End-to-end Security – With IPv6, it is simple to enable security for both voice and control packets traversing an IP telephony network. IPv6-enabled IP phones, voice gateways, and IP PBXs are capable of activating these security options with a simple configuration parameter. By enabling security on the end devices that generate and receive the traffic, there is no need to further configure security parameters on intermediary network devices.
Inherent QoS – IPv6 introduces a couple of fields in its header that are reserved specifically for the operation of Quality of Service mechanisms. IPv6 can identify specific flows of packets so that IPv6 routers can verify that packets belonging to the same voice conversation, or flow, are sent over the same network route, hence maintaining both an orderly and timely delivery of the packets to their destination.

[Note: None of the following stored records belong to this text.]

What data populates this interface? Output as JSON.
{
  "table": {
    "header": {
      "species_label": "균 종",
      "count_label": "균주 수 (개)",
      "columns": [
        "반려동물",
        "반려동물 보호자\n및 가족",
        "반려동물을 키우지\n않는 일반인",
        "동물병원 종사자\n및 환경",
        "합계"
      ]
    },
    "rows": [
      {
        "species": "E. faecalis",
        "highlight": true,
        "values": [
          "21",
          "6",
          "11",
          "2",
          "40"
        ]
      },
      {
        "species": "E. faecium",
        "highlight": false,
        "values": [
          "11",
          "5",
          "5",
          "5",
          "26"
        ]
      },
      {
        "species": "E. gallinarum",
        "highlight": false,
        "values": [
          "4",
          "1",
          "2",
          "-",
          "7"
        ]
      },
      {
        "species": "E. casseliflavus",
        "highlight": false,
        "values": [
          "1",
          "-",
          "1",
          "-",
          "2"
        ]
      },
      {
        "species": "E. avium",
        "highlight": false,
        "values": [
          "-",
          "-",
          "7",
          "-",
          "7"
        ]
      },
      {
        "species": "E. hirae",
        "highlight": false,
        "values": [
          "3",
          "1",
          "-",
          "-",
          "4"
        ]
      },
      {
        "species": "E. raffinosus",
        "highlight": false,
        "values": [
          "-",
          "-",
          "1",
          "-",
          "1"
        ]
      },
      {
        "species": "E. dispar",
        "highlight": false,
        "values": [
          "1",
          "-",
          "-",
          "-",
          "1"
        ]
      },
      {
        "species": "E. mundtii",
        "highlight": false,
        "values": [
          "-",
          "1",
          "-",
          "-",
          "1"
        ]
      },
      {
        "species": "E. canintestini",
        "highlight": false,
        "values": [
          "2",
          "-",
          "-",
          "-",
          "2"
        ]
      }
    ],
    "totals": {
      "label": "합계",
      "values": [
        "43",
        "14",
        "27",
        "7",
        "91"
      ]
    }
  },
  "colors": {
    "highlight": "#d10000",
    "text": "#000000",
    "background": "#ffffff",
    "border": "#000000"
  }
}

Challenges of IPv6 for VoIP
Almost all news about IPv6 is good news. However, for VoIP, there is one drawback that you should be aware of. An IPv4 packet has a header size of 20 bytes, whereas an IPv6 packet header, without any extension headers, has a size of 40 bytes. This is due to the increase in size of the IPv6 addresses themselves. This comparison is further illustrated in the following diagram.
An increase of 20 bytes per packet for data packets that are typically 1500 bytes in size may not seem substantial; that’s an increase of just over 1%. However, because the payload of VoIP packets is quite small in size – on the order of 20 to 160 bytes depending on the codec being used – an increase of just 20 bytes can have a substantial impact. Take the G.729 codec that has a voice payload of 20 bytes. With IPv4, this would result in a 40-byte packet including the header. With IPv6, this results in a 60-byte packet with the header. This is a 50% increase in size per packet, resulting in a 50% increase in required bandwidth. The smaller the payload of the packet, the more pronounced the increase in required bandwidth will become. If IPv6 header extensions are used, the required bandwidth will increase even further.

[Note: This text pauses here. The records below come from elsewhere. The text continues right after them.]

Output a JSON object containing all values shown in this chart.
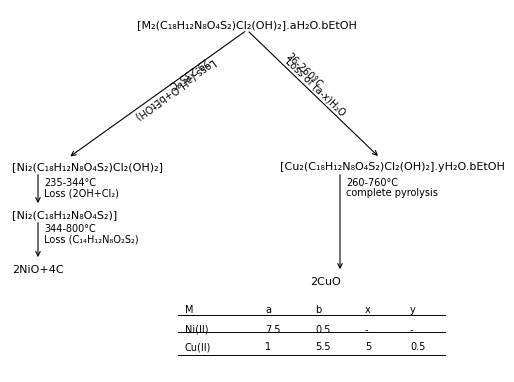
{
  "bg_color": "#ffffff",
  "title_top": "[M₂(C₁₈H₁₂N₈O₄S₂)Cl₂(OH)₂].aH₂O.bEtOH",
  "left_branch": {
    "compound1": "[Ni₂(C₁₈H₁₂N₈O₄S₂)Cl₂(OH)₂]",
    "compound2": "[Ni₂(C₁₈H₁₂N₈O₄S₂)]",
    "compound3": "2NiO+4C",
    "arrow1_label1": "29-235°C",
    "arrow1_label2": "Loss (aH₂O+bEtOH)",
    "arrow2_label1": "235-344°C",
    "arrow2_label2": "Loss (2OH+Cl₂)",
    "arrow3_label1": "344-800°C",
    "arrow3_label2": "Loss (C₁₄H₁₂N₈O₂S₂)"
  },
  "right_branch": {
    "compound1": "[Cu₂(C₁₈H₁₂N₈O₄S₂)Cl₂(OH)₂].yH₂O.bEtOH",
    "compound2": "2CuO",
    "arrow1_label1": "26-260°C",
    "arrow1_label2": "Loss of (a-x)H₂O",
    "arrow2_label1": "260-760°C",
    "arrow2_label2": "complete pyrolysis"
  },
  "table": {
    "headers": [
      "M",
      "a",
      "b",
      "x",
      "y"
    ],
    "rows": [
      [
        "Ni(II)",
        "7.5",
        "0.5",
        "-",
        "-"
      ],
      [
        "Cu(II)",
        "1",
        "5.5",
        "5",
        "0.5"
      ]
    ]
  },
  "font_size": 8,
  "small_font": 7
}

This is not a make-or-break issue for IPv6 and VoIP by any means. Yet, professionals should be aware of this phenomenon to appropriately size network links carrying VoIP.
What to keep in mind for your VoIP deployment
If you haven’t yet migrated to IPv6, you will in the future. For this reason, it is important to be ready for the upcoming changes. Here are some pointers to keep in mind for VoIP:
- Don’t be afraid of embracing IPv6; chances are, you’ll eventually prefer it over IPv4
- Make sure your VoIP equipment supports it; most vendors’ new equipment does
- Take advantage of enhanced IPv6 QoS capabilities
- Rid yourself of pesky NAT issues with VoIP
- If your network is due for an upgrade soon, incorporate a migration to IPv6
While IPv4 will still be around for a long time, IPv6 is the future and is quickly gaining ground on both the internet at large and on internal networks of enterprises big and small. The benefits it offers for VoIP telephony far outweigh any drawbacks, so the sooner you are able to migrate your customers, the better.